The students of ARHI 270 would like you, the visitors to "Portraits at Augustana: Who's Here? Who's Missing?", currently on display on the third floor of Tredway Library, to add an example of a portrait that you feel will add to the diversity of the exhibition. You are welcome to select a work by a well known artist, or perhaps submit something that you have created! Just please be sure to credit your sources. Please respond to all questions listed on the form with the portrait submission.
The first African-American presidential couple chose African-American artists Kehinde Wiley and Amy Sherald to paint their official presidential portraits for the National Portrait Gallery. Sherald portrays former First Lady Michelle Obama in a manner typical of her portraiture: with gray-toned skin (a way to move beyond seeing race as color), a direct stare at the viewer, and the body reduced to a bold geometry set against a solid, brightly-colored background. Obama projects a cool, elegant confidence in what is arguably the most famous portrait of a First Lady to date. Artist’s website: http://www.amysherald.com/ National Portrait Gallery object page: https://npg.si.edu/object/npg_NPG.2018.15
Deborah Roberts’s portrait of Trayvon Martin, titled One of Many, graces the cover of the February 2022 issue of New York Magazine, a special issue dedicated to the first decade of the Black Lives Matter movement, catalyzed by Martin’s murder in 2012. Roberts is a mixed-media artist whose recent work has featured young Black children, especially Black boys, who are often perceived as criminals and sometimes killed as a result. Roberts uses found and manipulated images to create her portraits that speak to the imagined, nuanced, and often fragmented identities Black children in America must lead. Artist’s website: http://www.deborahrobertsart.com/ New York Magazine special issue: https://nymag.com/article/black-lives-matter-2022.html
Kehinde Wiley is known for recreating “Old Master” portraits with black and brown men that he recruits from the urban environment.

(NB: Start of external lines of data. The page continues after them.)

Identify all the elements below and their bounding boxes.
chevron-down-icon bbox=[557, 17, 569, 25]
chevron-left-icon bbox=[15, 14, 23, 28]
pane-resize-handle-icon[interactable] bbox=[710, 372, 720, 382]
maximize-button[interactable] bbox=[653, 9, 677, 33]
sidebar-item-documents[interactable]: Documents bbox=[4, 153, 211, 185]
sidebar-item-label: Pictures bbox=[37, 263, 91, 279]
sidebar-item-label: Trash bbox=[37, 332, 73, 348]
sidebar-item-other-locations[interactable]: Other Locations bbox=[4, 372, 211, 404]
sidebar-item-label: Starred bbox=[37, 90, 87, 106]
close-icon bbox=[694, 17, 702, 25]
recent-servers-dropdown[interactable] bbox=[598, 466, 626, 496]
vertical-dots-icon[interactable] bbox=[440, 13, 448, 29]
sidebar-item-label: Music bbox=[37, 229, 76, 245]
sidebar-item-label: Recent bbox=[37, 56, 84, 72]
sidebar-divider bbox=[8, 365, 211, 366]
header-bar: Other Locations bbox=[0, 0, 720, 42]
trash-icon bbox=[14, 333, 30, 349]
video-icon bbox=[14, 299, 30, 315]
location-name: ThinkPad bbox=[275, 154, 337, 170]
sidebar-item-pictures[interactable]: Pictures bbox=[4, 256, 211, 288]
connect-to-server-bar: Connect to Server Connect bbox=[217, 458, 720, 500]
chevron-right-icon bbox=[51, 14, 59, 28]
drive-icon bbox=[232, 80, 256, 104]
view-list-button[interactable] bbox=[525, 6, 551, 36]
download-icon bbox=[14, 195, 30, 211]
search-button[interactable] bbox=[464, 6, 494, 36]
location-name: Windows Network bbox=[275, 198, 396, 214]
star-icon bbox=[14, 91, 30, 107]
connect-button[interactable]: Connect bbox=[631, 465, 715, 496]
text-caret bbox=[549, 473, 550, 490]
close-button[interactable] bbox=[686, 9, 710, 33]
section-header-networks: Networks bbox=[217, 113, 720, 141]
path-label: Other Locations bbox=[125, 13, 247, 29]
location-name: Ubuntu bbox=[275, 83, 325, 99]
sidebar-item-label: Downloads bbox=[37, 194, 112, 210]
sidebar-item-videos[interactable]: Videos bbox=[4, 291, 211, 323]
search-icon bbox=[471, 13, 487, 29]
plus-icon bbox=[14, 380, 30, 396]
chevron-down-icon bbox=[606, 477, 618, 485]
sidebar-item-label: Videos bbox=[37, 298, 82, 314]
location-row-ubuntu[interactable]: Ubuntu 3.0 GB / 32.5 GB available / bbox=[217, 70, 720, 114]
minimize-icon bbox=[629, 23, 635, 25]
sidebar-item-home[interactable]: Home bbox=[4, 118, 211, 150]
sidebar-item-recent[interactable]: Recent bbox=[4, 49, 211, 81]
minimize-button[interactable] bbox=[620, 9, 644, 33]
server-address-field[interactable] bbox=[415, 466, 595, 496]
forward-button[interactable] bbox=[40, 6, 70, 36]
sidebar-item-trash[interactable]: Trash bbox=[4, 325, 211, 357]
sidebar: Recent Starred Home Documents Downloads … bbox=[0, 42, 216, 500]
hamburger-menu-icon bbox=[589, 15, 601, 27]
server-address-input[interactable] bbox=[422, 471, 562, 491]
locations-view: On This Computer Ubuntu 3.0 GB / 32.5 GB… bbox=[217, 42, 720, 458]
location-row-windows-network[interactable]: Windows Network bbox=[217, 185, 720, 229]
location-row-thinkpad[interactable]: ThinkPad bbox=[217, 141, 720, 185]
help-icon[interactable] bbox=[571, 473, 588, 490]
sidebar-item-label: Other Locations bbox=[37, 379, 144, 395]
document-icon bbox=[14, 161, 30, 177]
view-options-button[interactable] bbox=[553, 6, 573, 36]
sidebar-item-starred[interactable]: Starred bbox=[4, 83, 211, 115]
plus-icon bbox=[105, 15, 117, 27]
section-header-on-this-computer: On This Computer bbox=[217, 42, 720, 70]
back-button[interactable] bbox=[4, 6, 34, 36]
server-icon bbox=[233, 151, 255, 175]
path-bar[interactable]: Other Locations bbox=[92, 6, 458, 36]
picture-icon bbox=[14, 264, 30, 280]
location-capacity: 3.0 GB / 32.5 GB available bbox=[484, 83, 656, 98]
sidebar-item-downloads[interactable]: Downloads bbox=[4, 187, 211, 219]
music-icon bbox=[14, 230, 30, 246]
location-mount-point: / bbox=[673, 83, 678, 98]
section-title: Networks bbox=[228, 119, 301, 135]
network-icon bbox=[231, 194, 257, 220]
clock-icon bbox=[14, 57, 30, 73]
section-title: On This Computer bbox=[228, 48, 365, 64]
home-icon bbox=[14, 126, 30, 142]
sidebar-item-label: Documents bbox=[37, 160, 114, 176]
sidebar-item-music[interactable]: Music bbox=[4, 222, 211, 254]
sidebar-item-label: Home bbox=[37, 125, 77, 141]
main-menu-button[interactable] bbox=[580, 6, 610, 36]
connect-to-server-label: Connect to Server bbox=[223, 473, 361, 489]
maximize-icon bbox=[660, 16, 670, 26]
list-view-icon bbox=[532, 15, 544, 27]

He retains the realism, luxury, and glory often associated with these older portraits for his new sitters to impart the similar principles of heroism and grandeur, while also disrupting long-established ideals of masculinity, power, and privilege. In this portrait, Wiley draws on Jacques-Louis David’s original portrait of Napoleon on horseback from 1803. Wiley’s portrait features a Black man with tattoos and wearing contemporary street attire. The common African-American surname WILLIAMS appears on the rocks along with those of well-known names of rulers in Western history. Tiny representations of sperm fill the sumptuous textile background seemingly to mock the often hyper-masculine nature of portraits of leaders.
Artist’s website: https://kehindewiley.com/
See also: https://smarthistory.org/kehinde-wiley-napoleon-leading-the-army-over-the-alps-2/
fter first learning about the mass graves holding the remains of 215 indigenous children at the Kamloops Residential School, self-taught artist from the Qayqayt First Nation in British Columbia Johnny Bandura began making portraits of “what these children could have become.” These comic-inspired portraits, visually arresting with the wide-eye stares and bold yellow, green, red, and black and white, depict a variety of future possibilities for these children: hunter, medicine woman, judge, nurse, hockey player, to name a few. Initially conceived as individual portraits, the paintings are now displayed together as a mural to communicate the larger tragedy of what happened at Kamloops. These portraits, derived from Bandura’s imagination rather than an encounter with an individual, are not likenesses in the traditional sense, but still serve portraiture’s traditional role of commemoration–in this case, lives lost too soon.
The art of Wendy Red Star engages with past representations and perceptions of Native Americans through a variety of media. This photographic self portrait series she did with her daughter deals with the passage of knowledge and cultural identity through the generations. Red Star and Beatrice wear traditional apsáalooke elk–tooth dress. By depicting herself and her daughter together, boldly engaging with the viewer, in strikingly vivid colors, Red Star challenges the traditional representations of Native American women usually shown passive, alone or with a man, and in sepia tones that evoke a sense of a remote past (see the Edward Curtis photos in this exhibit.). In this double self-portrait, Red Star presents Native American culture, and women in particular, as modern, enduring, and strong.
In the portrait series Faces and Phases (2006-2016), South African photographer and visual activist Zanele Muholi directed their attention to the Black lesbian, gender non-comforming, and trans community in South Africa. Despite rights granted to LGBTQ+ individuals in the South African constitution, they are still often subjected to discrimination and acts of violence. According to Muholi, “Just existing daily is political in itself,” and thus they use portrait photography as a way to validate the existence of Black queer South Africans.